Godolphin today is a very different beast. It embraces two trainers in Charlie Appleby and Saeed Bin Suroor, who handle more than 500 horses between them, including two-year-olds. Horses purchased in training no longer, in the main, join either of these two trainers, which was Godolphin’s original modus operandi. And Dubai is no longer the de facto winter home for Godolphin’s string.
Sheikh Mohammed has never stopped trying to find the magic formula in his pursuit of Coolmore. And this staunch commitment to success from both parties has completely transformed the racing and breeding scene in Europe. The very best stallions, Galileo and Dubawi in particular, are unavailable to outside breeders, while the sheer volume of racehorses owned by Sheikh Mohammed in Britain, and Coolmore in Ireland, means that winning any race in those countries is a feat in itself.
For all that, Robinson does not feel the two competing entities serve to smother all other owners. “Historically, there have always been big owners around,” he says. “The smaller people have to take the pickings and hopefully get a good one that is able to compete at the top of the tree, but there is nothing new about it.
“Big owners come and they go, and of course, they don’t always get all of the good horses,” Robinson continues. “I suppose we have never previously seen the level of investment made by Sheikh Mohammed and the Maktoum family. It is a numbers game for them: the more horses you buy, the more likely you are to have success.
“Some people complained as they expanded, and with their numbers they were always going to be a dominating factor. But the Maktoums have been pretty good; they haven’t done anything awful and they have helped the industry across the board, particularly in Britain. As a result, and with Coolmore’s influence, I think Britain and Ireland probably have the best quality of racing in the world.”
Monkey business as sparks fly
A pivotal time in the joust between Coolmore and Sheikh Mohammed came when the latter decided to distance himself from patronising Coolmore’s stallions, and from buying any of their progeny at the sales.
This standoff became self-evident in the autumn of 2005, soon after the turf titans had tussled over a yearling colt by Storm Cat at Keeneland in September. With tensions already rising between the camps, Sheikh Mohammed would not yield. He went all the way to $9.7 million to secure the colt.

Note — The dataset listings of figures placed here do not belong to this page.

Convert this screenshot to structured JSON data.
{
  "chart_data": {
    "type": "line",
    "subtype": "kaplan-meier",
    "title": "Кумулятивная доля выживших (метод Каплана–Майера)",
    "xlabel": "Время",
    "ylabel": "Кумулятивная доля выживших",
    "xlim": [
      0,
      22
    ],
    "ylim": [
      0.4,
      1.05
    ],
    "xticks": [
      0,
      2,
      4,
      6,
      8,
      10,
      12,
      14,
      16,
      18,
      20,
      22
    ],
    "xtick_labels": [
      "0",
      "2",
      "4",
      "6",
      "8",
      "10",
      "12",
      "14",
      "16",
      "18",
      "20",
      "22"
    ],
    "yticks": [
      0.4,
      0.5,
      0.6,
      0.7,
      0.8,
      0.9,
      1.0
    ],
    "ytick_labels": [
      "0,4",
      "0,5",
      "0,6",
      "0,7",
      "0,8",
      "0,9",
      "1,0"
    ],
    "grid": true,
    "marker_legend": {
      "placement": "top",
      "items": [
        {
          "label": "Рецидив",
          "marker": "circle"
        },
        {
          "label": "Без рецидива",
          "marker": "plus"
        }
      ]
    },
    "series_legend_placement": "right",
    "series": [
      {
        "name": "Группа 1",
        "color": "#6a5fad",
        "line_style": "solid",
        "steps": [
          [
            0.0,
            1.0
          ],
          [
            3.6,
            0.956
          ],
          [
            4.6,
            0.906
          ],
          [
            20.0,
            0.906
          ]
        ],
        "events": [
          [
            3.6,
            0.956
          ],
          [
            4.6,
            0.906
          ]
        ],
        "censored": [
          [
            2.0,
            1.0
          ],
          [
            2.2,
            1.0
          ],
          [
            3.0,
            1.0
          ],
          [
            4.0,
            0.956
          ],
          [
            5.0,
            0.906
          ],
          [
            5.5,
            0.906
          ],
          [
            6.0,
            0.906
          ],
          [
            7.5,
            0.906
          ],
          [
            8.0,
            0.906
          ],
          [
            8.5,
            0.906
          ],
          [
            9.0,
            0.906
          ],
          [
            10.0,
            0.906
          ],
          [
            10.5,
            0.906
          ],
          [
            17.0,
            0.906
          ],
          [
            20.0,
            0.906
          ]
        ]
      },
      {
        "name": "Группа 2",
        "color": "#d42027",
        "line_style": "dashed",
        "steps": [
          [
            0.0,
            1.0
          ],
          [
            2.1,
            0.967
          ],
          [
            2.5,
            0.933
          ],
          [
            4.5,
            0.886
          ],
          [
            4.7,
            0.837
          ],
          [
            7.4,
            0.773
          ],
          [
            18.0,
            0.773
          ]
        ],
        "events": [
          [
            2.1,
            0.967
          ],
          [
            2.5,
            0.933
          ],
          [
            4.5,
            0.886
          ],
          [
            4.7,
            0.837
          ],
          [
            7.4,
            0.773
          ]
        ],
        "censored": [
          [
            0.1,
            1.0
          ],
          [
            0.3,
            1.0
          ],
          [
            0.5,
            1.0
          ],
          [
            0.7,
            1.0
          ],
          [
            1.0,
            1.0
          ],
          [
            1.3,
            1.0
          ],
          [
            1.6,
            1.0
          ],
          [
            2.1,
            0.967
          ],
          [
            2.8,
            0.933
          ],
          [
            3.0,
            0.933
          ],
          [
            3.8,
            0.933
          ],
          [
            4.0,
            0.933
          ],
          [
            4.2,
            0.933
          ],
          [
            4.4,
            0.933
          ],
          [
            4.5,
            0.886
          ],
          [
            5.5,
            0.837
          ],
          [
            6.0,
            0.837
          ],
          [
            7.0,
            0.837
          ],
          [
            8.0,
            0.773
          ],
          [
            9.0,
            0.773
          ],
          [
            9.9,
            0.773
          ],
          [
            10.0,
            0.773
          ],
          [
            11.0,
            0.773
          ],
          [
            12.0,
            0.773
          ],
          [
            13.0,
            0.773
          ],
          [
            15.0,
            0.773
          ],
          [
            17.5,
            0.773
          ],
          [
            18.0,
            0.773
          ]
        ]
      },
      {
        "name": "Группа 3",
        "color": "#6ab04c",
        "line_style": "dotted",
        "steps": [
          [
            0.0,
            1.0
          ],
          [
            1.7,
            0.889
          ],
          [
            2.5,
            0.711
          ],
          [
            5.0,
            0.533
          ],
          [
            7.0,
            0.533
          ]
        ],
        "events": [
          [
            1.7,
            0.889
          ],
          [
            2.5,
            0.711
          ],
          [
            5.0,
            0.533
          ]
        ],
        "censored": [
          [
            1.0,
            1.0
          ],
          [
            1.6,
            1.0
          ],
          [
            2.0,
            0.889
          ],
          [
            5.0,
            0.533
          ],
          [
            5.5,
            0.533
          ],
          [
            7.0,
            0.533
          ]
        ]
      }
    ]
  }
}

Despite this colossal price, the Storm Cat yearling, subsequently named Jalil, never threatened the $13.1 million world record paid for a yearling. That happened when the Coolmore syndicate, then headed by Robert Sangster, beat back Sheikh Mohammed for a son of Northern Dancer 20 years earlier.
However, soon after Sheikh Mohammed’s stance over Coolmore’s sires entered the public domain, the two duelled once again in a Florida auction ring over a two-year-old by Forestry. The sparks flew once again when Coolmore, now headed by John Magnier, raised a world-record bid of $16 million to claim the colt.
As with so many high-profile purchases, the colt, later named The Green Monkey, proved desperately slow on the racecourse. He failed to win in three starts, but the mind-boggling price paid for him illustrates the lengths to which both parties are prepared to go in their bid for racecourse supremacy. Not to mention how difficult it is for others to play at the same table.